SYNthetic BIOlogy: From pro- to eukaryotic SYStems (SYNBIOSYS), 21–25 August 2017.
Synthetic biology is the engineering of biology: the deliberate (re-)design and construction of novel biological and biologically based parts, devices and systems to perform new functions for useful purposes, drawing on principles elucidated from biology and engineering. In this context, both prokaryotic and eukaryotic organisms such as bacteria (e.g. B. subtilis or E. coli), yeast, microalgae or plants are currently being engineered to address a variety of pressing societal needs, among them the truly sustainable production of high-value compounds like pharmaceuticals, commodity chemicals or even fuels.
While the field initially developed in the model organisms E. coli and yeast, synthetic biology in plants holds great promise for redirecting and (re-)engineering biosynthetic pathways as well as for improving the yield of crop plants, which is one of the great challenges of the 21st century. In this field, the University of Copenhagen is among the leading institutions.
The course will aim at a well-rounded presentation of synthetic biology. Examples of topics are:
- Commonly used organisms: (cyano-) bacteria (E. coli, Synechocystis), yeast, algae, higher plants (chloroplasts).
- The parts: Promoters for regulated expression, transcript and protein stabilization and modifications, flip elements for on-off regulation of gene expression.
- Cloning and genome modification: cloning methods, DNA synthesis, gene stacking, gene replacement, genome editing.
- Bioreactors: types (closed, open ponds, etc.), designs of growth regimes (continuous versus batch), harvesting methods and product recovery.
- Ethics in synthetic biology.
- Safety and regulations.
- Intellectual property rights (IPR).
- Stephen P. Long, Gutgsell University Endowed Professor of Plant Biology and of Crop Sciences, Institute of Genomic Biology, University of Illinois, USA.
- Nicola Patron, Synthetic Biology Group Leader at the Earlham Insitute, Norwich Research Park, UK.

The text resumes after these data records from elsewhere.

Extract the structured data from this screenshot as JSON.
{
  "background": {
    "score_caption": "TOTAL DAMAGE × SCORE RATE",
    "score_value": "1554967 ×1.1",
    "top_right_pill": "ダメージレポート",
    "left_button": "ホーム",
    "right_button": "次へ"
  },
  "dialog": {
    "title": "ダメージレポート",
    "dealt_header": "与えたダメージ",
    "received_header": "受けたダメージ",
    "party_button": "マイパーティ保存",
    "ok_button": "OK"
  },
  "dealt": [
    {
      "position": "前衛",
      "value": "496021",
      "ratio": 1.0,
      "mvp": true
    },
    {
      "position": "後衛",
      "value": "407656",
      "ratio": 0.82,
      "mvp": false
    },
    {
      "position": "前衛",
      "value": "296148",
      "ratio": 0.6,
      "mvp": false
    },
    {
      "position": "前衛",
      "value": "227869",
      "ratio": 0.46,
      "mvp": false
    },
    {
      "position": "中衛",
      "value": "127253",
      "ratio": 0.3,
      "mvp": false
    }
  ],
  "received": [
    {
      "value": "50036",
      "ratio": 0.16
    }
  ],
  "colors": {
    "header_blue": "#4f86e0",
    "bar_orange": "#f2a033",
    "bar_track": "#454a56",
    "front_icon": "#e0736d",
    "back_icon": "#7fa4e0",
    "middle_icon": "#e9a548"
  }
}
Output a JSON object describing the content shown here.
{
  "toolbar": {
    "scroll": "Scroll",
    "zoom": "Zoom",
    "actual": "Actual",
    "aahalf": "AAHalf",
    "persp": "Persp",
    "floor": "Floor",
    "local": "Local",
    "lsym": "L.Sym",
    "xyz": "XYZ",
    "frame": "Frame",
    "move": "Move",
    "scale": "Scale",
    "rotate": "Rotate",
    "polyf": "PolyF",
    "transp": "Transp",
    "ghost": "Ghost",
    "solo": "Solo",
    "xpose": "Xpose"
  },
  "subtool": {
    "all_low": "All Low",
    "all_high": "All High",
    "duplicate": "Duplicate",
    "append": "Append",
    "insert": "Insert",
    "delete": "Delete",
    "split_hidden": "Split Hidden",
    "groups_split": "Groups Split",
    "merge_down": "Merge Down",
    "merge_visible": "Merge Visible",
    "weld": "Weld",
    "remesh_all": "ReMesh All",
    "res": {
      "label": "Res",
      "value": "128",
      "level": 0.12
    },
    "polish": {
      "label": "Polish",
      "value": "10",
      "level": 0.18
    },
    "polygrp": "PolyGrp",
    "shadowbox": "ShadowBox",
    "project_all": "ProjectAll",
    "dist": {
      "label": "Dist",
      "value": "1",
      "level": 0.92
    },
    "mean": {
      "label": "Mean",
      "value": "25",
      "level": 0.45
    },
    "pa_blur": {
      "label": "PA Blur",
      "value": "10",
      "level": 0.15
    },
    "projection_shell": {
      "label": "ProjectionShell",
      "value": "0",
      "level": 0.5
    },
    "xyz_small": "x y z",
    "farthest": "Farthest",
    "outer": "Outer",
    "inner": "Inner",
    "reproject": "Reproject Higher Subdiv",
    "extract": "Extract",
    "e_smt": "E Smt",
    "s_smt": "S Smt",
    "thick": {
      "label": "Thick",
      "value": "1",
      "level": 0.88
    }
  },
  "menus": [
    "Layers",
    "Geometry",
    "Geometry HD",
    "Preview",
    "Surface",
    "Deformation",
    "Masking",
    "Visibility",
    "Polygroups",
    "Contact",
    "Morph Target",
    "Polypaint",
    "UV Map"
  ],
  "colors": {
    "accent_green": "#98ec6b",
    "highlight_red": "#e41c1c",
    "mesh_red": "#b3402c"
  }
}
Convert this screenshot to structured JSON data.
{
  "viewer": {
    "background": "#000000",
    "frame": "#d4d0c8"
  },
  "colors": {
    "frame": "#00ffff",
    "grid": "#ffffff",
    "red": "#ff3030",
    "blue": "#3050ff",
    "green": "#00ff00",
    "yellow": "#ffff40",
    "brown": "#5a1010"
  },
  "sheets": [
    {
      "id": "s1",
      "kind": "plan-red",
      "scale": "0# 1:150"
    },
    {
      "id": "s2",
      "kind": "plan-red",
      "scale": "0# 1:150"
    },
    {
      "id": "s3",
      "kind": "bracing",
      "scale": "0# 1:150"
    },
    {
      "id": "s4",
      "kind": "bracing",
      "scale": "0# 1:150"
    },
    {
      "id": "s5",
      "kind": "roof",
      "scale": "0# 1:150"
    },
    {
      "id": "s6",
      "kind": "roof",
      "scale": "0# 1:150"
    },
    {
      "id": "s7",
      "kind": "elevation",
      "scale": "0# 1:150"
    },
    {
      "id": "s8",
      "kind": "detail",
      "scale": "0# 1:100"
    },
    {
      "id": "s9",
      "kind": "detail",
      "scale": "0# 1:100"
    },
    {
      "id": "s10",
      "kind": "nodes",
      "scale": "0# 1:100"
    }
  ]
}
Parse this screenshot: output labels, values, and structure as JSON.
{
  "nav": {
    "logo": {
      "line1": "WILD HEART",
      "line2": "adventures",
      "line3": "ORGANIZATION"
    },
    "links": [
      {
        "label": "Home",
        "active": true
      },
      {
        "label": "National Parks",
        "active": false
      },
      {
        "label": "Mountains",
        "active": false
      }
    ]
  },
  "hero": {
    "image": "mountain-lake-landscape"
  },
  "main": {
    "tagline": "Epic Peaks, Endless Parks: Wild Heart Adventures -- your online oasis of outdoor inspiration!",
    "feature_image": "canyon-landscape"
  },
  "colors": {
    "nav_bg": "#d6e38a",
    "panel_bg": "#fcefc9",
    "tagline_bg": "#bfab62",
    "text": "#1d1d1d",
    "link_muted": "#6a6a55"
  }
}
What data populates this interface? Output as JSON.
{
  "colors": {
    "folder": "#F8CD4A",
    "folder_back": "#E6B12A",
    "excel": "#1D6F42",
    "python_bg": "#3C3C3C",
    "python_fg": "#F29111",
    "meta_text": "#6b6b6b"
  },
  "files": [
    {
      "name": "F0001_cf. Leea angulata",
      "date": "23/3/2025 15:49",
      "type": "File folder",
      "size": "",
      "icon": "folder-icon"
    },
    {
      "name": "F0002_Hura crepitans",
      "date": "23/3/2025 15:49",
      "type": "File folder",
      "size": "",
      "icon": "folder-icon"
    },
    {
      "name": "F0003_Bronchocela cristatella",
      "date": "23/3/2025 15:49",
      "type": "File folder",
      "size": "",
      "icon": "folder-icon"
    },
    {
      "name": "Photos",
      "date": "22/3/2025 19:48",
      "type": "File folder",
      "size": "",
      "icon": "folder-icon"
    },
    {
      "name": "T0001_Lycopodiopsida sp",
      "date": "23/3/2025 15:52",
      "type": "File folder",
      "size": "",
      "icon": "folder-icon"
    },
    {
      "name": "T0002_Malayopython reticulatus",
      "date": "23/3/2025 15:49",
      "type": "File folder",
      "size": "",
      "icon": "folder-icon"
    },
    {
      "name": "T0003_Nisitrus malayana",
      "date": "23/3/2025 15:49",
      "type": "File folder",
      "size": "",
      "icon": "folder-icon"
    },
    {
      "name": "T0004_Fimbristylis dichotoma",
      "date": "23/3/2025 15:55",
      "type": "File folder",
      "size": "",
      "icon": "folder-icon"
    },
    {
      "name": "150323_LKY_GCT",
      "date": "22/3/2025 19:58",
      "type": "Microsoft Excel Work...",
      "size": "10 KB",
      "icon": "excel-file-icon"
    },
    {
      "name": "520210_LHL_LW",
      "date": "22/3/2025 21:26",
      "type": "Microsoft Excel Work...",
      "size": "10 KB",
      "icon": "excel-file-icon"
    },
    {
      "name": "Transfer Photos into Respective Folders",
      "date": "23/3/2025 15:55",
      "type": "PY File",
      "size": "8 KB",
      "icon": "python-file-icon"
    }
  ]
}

- Eugenio Butelli, postdoc in the Cathie Martin Lab at the Metabolic Biology Department, John Innes Centre, UK.
- Nathan Lord, postdoc in Alex Schier Lab at Department of Molecular and Cellular Biology, Harvard University.
- Lecturers from Copenhagen Plant Science Centre: Fernando Geu-Flores, Mathias Pribil, Stephan Wenkel and Sebastian Marquardt.
ECTS: 4 points.
Time: 21–25 August 2017.
Place: University of Copenhagen
Department of Plant and Environmental Sciences
1871 Frederiksberg C
Course fee: 1500 DKK.
Registration deadline: 13 August 2017.